For now, Anna Calvi is changing things up by returning to her day job. Score work is to be parked while she sets her sights on “preparing” her fourth album which she is “three-quarters” of the way through writing. She claims to be “really happy” with the direction it is taking. “It’s a slightly new area for me,” she reveals. “It’s exciting.”

Anna Calvi guitar

When pressed as to what this new area might be, she is tight-lipped but will say that the “attitude” occupies a different space to that of Hunter. A lot of it comes down to her “confidence”, which has grown over the years. “I think it’s having confidence in myself that I can do it,” she says candidly about trusting her instincts to push the creative boat out.
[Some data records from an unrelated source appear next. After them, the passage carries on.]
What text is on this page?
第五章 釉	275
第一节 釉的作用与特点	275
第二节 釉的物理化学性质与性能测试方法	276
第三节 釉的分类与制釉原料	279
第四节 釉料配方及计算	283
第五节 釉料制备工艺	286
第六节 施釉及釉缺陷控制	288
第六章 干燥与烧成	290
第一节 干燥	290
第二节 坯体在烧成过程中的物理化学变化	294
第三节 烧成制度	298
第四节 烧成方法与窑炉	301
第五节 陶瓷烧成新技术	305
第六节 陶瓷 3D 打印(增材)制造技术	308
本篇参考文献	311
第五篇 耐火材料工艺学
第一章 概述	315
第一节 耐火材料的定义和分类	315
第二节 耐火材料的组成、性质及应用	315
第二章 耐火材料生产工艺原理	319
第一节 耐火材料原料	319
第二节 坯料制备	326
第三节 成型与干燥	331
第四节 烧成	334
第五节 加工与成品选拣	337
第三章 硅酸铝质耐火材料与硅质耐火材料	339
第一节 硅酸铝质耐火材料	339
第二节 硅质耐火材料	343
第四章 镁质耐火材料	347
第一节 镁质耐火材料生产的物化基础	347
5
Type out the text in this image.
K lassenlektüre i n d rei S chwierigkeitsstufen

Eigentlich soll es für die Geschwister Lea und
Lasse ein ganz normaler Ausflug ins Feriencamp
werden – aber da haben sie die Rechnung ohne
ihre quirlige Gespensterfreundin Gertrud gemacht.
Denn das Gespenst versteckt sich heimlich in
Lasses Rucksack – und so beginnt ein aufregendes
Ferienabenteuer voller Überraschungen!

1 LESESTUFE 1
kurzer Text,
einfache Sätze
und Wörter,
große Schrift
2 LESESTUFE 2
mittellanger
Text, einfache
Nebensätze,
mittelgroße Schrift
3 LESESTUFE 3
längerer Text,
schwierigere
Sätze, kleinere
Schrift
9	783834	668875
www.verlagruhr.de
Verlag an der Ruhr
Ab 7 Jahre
She expands by explaining that it’s rooted in “taking your time”, allowing compositions to breathe, and articulates her point further by declaring a new-found self-assuredness onstage. “When I went onstage today, I thought, ‘I’m gonna take my time. I’m not going to be quick [out of worry that] people might lose patience or get bored’. There’s something about doing that in music that makes you a bit braver, I think. And it makes me write differently.”

To the outside eye, this is a musician who has always forged a singular path aware of the power of dynamics, melody, and the irresistible combination of reverb-rich guitar and a powerful voice. The prospect of a braver Anna Calvi is one hell of an enticing proposition. That fourth album can’t come quick enough.